It's what I tell people, when they say, that didn't work out, or, I don't know why I wasted my time doing x, or some variant thereof. No experience is ever wasted. At some point, you will use it, even if it isn't directly. So, when I found this very small silk piece and thought, is this actually worth working on, that should have been the thought that went through my head. I'm ashamed to say it wasn't. I very nearly put it in the bin.

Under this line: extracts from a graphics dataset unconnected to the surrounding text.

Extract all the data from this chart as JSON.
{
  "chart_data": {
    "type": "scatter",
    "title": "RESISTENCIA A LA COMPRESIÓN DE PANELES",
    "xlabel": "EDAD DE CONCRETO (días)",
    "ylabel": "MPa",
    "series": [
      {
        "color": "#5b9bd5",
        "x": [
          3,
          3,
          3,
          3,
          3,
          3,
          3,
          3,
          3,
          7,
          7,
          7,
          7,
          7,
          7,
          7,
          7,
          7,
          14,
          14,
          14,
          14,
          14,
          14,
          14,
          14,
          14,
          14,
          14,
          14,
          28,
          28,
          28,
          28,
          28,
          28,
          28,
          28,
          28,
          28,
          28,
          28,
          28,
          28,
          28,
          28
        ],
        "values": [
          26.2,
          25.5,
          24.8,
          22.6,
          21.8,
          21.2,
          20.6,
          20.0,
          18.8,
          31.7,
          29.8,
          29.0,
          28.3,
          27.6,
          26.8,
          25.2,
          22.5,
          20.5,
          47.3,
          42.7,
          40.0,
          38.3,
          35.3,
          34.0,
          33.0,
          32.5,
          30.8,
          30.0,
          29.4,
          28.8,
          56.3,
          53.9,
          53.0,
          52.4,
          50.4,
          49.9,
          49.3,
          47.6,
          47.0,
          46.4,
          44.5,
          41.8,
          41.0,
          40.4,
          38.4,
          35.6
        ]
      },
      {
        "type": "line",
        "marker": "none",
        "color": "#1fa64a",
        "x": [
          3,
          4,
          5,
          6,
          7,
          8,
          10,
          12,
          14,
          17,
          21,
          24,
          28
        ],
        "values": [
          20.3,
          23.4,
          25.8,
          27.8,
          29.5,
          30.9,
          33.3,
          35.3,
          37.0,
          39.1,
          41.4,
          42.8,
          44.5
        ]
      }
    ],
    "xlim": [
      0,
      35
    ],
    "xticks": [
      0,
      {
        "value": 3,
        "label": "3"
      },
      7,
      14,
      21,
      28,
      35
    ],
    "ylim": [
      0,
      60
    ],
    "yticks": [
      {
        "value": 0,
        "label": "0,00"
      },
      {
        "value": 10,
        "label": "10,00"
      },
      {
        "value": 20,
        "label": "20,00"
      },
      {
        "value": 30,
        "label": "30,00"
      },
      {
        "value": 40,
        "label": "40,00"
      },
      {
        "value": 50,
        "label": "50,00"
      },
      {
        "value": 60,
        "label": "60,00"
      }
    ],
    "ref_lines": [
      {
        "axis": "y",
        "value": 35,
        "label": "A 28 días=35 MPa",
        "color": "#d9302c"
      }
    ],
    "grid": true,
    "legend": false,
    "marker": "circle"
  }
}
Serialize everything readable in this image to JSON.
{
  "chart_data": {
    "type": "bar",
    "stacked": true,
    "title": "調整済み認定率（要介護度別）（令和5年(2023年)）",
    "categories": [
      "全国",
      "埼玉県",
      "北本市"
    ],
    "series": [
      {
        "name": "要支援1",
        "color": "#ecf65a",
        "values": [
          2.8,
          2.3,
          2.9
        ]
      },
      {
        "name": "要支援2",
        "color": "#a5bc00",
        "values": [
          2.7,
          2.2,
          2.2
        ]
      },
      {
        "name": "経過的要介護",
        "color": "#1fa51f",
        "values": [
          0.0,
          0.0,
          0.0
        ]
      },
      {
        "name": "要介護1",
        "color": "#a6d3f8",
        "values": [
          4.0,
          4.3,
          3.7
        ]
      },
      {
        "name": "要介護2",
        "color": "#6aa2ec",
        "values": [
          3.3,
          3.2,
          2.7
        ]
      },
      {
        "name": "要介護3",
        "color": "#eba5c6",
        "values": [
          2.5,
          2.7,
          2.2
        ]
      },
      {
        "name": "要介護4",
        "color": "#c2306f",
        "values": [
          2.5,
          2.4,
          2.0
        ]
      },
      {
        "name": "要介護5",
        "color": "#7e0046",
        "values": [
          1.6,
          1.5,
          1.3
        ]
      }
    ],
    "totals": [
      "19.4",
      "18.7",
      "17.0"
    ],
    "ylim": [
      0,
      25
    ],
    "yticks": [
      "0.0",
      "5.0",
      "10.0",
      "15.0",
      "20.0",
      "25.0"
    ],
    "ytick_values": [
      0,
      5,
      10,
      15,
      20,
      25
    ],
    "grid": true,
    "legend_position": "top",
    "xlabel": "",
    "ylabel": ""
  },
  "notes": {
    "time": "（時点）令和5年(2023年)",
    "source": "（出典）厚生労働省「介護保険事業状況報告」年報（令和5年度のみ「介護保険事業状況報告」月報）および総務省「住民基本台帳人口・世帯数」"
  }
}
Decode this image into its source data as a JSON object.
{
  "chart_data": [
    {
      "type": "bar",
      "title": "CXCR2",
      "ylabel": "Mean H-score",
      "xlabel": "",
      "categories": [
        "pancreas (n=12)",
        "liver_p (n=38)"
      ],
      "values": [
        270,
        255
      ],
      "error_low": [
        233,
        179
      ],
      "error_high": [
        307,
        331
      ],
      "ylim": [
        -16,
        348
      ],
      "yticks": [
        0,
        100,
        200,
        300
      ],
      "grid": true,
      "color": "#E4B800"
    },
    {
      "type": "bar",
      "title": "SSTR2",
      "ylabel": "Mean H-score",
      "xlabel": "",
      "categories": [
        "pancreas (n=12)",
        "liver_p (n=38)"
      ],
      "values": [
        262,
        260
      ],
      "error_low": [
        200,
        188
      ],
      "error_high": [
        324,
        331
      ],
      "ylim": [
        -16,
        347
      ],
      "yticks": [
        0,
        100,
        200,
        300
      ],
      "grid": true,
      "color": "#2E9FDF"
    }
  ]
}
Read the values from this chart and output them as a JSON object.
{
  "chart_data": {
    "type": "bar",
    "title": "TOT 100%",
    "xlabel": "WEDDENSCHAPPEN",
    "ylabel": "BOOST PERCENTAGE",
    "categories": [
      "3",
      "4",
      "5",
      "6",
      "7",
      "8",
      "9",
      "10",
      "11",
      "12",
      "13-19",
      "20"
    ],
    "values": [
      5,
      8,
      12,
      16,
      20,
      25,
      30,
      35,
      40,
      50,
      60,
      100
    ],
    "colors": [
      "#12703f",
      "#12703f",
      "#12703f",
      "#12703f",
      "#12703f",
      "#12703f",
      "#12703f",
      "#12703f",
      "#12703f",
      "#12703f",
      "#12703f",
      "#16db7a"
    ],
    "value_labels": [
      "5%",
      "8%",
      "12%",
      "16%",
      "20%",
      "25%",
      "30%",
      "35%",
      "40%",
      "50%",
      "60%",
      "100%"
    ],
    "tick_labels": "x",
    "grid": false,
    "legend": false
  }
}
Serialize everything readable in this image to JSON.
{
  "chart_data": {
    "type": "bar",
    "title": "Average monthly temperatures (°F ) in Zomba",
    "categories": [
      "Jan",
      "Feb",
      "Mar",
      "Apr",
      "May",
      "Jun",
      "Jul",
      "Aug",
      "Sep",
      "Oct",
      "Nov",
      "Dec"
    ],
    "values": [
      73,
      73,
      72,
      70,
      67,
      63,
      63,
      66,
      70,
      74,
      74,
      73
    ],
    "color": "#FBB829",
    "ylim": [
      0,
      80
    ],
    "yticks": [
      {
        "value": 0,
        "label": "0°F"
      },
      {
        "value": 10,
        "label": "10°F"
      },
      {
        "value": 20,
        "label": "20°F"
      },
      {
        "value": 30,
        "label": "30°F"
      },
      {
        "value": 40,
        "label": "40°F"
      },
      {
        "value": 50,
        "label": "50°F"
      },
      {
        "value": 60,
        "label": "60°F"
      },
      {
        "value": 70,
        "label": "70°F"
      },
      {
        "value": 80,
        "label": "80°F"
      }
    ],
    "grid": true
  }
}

Admittedly it doesn't look terribly prepossessing. Habotai silk, hand dyed, tiny slivers of pale blue tissue paper that I coloured somehow, long stitches with knots either end... whilst it looks better in 'real life', it certainly needs a good iron. It's one of those sketches, I think, that I've been talking about over the past while. And it's so small, and so delicately coloured, that additional work won't make it into a silk purse, as opposed to the proverbial sow's ear... And yet... So I put it aside, and have been glancing at it for at least a week. I'm a great believer in putting time into a process, particularly when there seems to be nowhere left to go.
And here's the upshot of that invested time. I have quite a few strips of Lutradur XL, which I want to turn into textile books, but with no place to start, I've been avoiding them. Perhaps this piece is the start. It might not be in this current incarnation, certainly, but scaling it down into a repeating motif over a book would bring out the best of its delicate nature. I have more of that thread, though not of the tissue...but I could recreate that, if I felt it was necessary. Now, all I have to do is get on with it. A way in, at last.
I'm sure you've heard me say 'trust the process', more than once. I just want to add something to that. Add time into that process, when all seems lost. Let your unconscious work out what to do. It always knows.